You find yourself getting used to that look. It’s that look that your dad has for your mum. You’d know it anywhere; he smiles down at you like he’s struck gold. You used to dream that someone would look at you that way, but you never expected it to be him.

But then you decide that the attention isn’t all bad. You like the way that his skin feels against yours and that you can finally cast an adequate spell against him. After all, nothing has to come of it. You may as well enjoy the attention while it lasts.

So you let him eat your treacle tart, avert the nasty comments, get you out of your least-favorite class, help you on Ancient Ruins, make you laugh harder than you ever have before, talk to you casually, look at you like you matter, go easy on you in Defense, and let his hand linger on yours. And it isn’t a problem.

Well, it isn’t a problem until he kisses you. Both of you are on your way back from the library when his books suddenly fall to the floor and he’s closer than you’ve ever let anyone. You feel pathetic for not seeing it coming sooner, and you feel even worse that your breath probably smells like the pot roast and potatoes from dinner. Frankly, you’re scared.

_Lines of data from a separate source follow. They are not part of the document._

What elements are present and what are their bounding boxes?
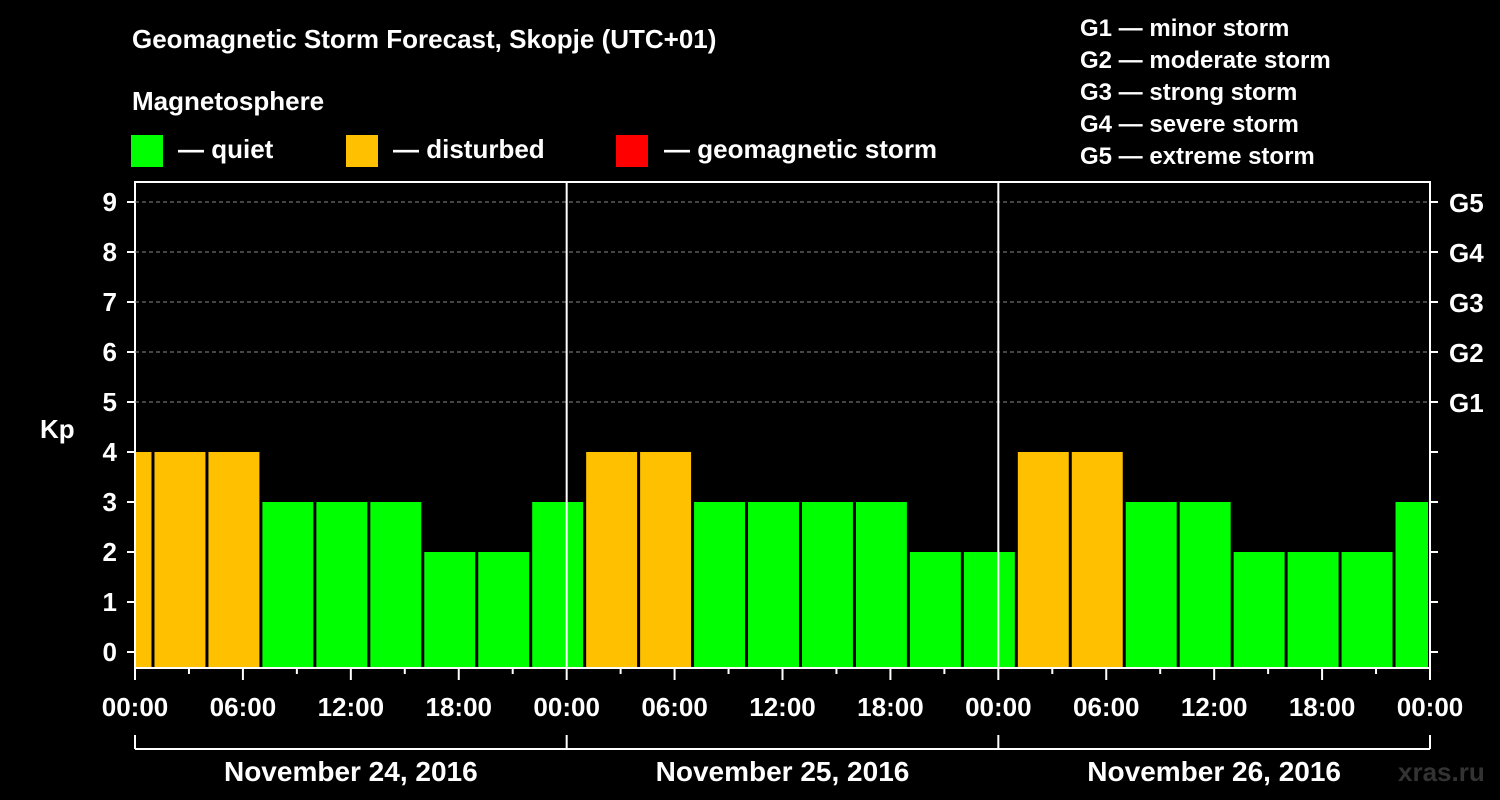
magnetosphere-heading: Magnetosphere xyxy=(132,86,325,116)
kp-bar-24 xyxy=(1395,502,1428,667)
kp-bar-18 xyxy=(1071,452,1123,667)
quiet-label: — quiet xyxy=(178,134,274,164)
kp-bar-9 xyxy=(586,452,638,667)
ytick-label-3: 3 xyxy=(103,487,117,517)
kp-bar-4 xyxy=(316,502,368,667)
kp-bar-3 xyxy=(262,502,314,667)
quiet-swatch xyxy=(131,135,163,167)
right-axis-g5: G5 xyxy=(1449,188,1484,218)
kp-bar-13 xyxy=(801,502,853,667)
disturbed-label: — disturbed xyxy=(393,134,545,164)
storm-label: — geomagnetic storm xyxy=(664,134,938,164)
day-label-1: November 25, 2016 xyxy=(656,756,910,787)
kp-bar-20 xyxy=(1179,502,1231,667)
kp-bar-15 xyxy=(909,552,961,667)
kp-bar-1 xyxy=(154,452,206,667)
xtick-label-2: 12:00 xyxy=(318,692,385,722)
ytick-label-7: 7 xyxy=(103,287,117,317)
storm-swatch xyxy=(616,135,648,167)
g4-description: G4 — severe storm xyxy=(1080,111,1299,138)
kp-bar-17 xyxy=(1017,452,1069,667)
kp-bar-11 xyxy=(694,502,746,667)
kp-bar-22 xyxy=(1287,552,1339,667)
ytick-label-4: 4 xyxy=(103,437,118,467)
kp-bar-5 xyxy=(370,502,422,667)
xtick-label-6: 12:00 xyxy=(749,692,816,722)
y-axis-label: Kp xyxy=(40,414,75,444)
day-label-2: November 26, 2016 xyxy=(1087,756,1341,787)
ytick-label-9: 9 xyxy=(103,187,117,217)
g1-description: G1 — minor storm xyxy=(1080,15,1290,42)
kp-bar-8 xyxy=(532,502,584,667)
kp-bar-23 xyxy=(1341,552,1393,667)
xtick-label-12: 00:00 xyxy=(1397,692,1464,722)
ytick-label-0: 0 xyxy=(103,637,117,667)
g3-description: G3 — strong storm xyxy=(1080,79,1298,106)
ytick-label-2: 2 xyxy=(103,537,117,567)
kp-bar-7 xyxy=(478,552,530,667)
kp-bar-16 xyxy=(963,552,1015,667)
day-label-0: November 24, 2016 xyxy=(224,756,478,787)
xtick-label-8: 00:00 xyxy=(965,692,1032,722)
kp-bar-2 xyxy=(208,452,260,667)
disturbed-swatch xyxy=(346,135,378,167)
kp-bar-19 xyxy=(1125,502,1177,667)
right-axis-g3: G3 xyxy=(1449,288,1484,318)
kp-bar-10 xyxy=(640,452,692,667)
right-axis-g2: G2 xyxy=(1449,338,1484,368)
xtick-label-0: 00:00 xyxy=(102,692,169,722)
kp-bar-21 xyxy=(1233,552,1285,667)
ytick-label-8: 8 xyxy=(103,237,117,267)
g5-description: G5 — extreme storm xyxy=(1080,143,1315,170)
kp-bar-6 xyxy=(424,552,476,667)
g2-description: G2 — moderate storm xyxy=(1080,47,1331,74)
kp-bar-12 xyxy=(748,502,799,667)
watermark: xras.ru xyxy=(1398,757,1485,787)
xtick-label-10: 12:00 xyxy=(1181,692,1248,722)
xtick-label-5: 06:00 xyxy=(641,692,708,722)
kp-bar-0 xyxy=(136,452,152,667)
ytick-label-6: 6 xyxy=(103,337,117,367)
right-axis-g1: G1 xyxy=(1449,388,1484,418)
right-axis-g4: G4 xyxy=(1449,238,1484,268)
xtick-label-1: 06:00 xyxy=(210,692,277,722)
xtick-label-9: 06:00 xyxy=(1073,692,1140,722)
kp-bar-14 xyxy=(855,502,907,667)
ytick-label-5: 5 xyxy=(103,387,117,417)
xtick-label-4: 00:00 xyxy=(533,692,600,722)
ytick-label-1: 1 xyxy=(103,587,117,617)
xtick-label-7: 18:00 xyxy=(857,692,924,722)
xtick-label-11: 18:00 xyxy=(1289,692,1356,722)
xtick-label-3: 18:00 xyxy=(426,692,493,722)
chart-title: Geomagnetic Storm Forecast, Skopje (UTC+… xyxy=(132,24,717,54)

But when he holds you close and admits that he’s quite enamored with you, you realize something brilliant. He noticed. And what’s more is that he noticed the parts of you that no one else could.

You pull him closer and try to non-verbally convey to him how much that means.

So you let him eat your treacle tart, avert the nasty comments, get you out of your least-favorite class, help you on Ancient Ruins, make you laugh harder than you ever have before, talk to you casually, look at you like you matter, go easy on you in Defense, let his hand linger on yours, and kiss you until you can’t think straight. And it isn’t a problem.

Well, it isn’t a problem until you notice that his lips taste like the treacle tart he stole from you at dinner.